I also realized that using a vector of matrices will require me to make a custom reshape function after the first RNN in the chain, in order to convert the 2D output of the first RNN into a 3D input (vector of matrices) for the next one. I presume that that this matrix reshaper will also cause trouble for the gradient calculator (possibly similar to the DataLoader did). How should I design this function so that it does not interfere with the gradient calculation/training of the model chain?

You should not use vectors of matrices if you care about accelerating your code on GPU, only 3D tensors. The standard way to leverage GPUs in machine learning is to do every operation on large batches of data. Your proposal serializes operations that should be run in parallel, which would kill GPU performances (possibly by a factor of 10 to 100 depending on the data).

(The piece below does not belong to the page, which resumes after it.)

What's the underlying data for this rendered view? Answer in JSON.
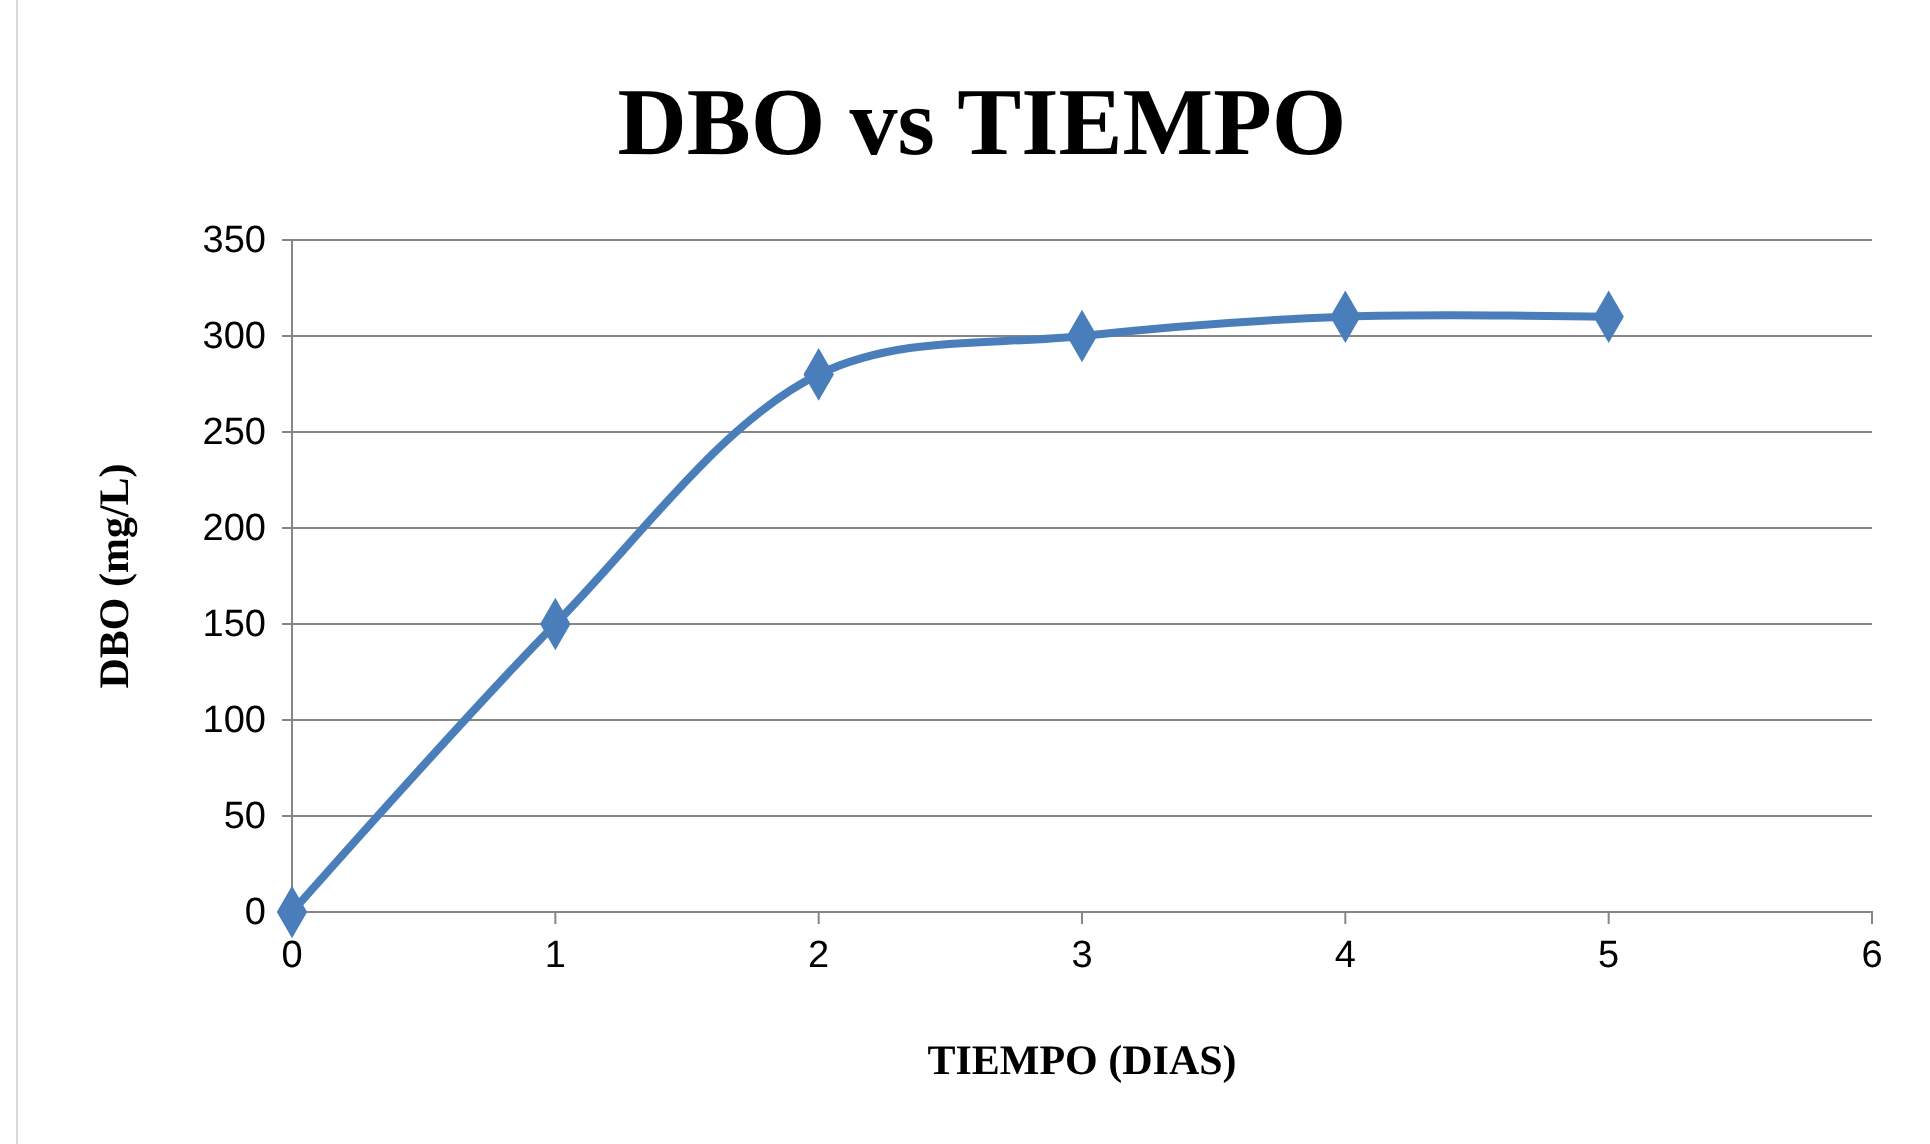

I suggest that you write your model in such a way that only uses n-dimensional tensors.

1 Like

Thank you very much for your response @jonathan-laurent. I completely understand. However, I have read very thoroughly over the Flux RNN/Recurrent Model documentation very thoroughly, and I have not figured out how to process 3D tensors with recurrent models in Flux. The only way I have figured out for processing the data so far is by using a for loop to iterate over the matrices in a vector of matrices where each matrix represents a timestep of m sequences.

I would greatly appreciate some guidance or a simple example on how to code a recurrent model such as an RNN in Flux to process a 3D tensor.

To clarify the shape of the tensor once again, it is (n x m x p) where each slice of size(n x m) is one of p timesteps, and each (n x m) slice is of shape (num_features, num_sequences)

Thank you,

Jack

I have never used RNNs in Flux so I cannot really help you here. Isn’t this covered in the documentation? Feeding 3D tensors to RNNs should be the default and not some weird edge case (standard implementations in Pytorch or Tensorflow do not even support passing arrays of matrices).

If this isn’t properly documented, I suggest that you open a separate post and maybe contribute some better documentation after you’ve received some help.

1 Like

Thank you for your help, I will do that!

It is documented at the bottom of Recurrence · Flux (which Discourse tells me I’ve posted above :stuck_out_tongue:). The only reason we haven’t made it more prominent is because it’s unclear whether this should be the default API going forward. The main concern is how one would distinguish between a 3D array that represents a whole (batched) sequence, and one that represents a single timestep of a higher-dimensional batch (e.g. for a conv-rnn).

Using the built-in 3D array support is the easiest way to do this if your model is sequence-to-sequence. What confuses me is that your last example seems to be sequence → one now? Is that intentional, or are you still intending to have RNNModel be a sequence-to-sequence layer?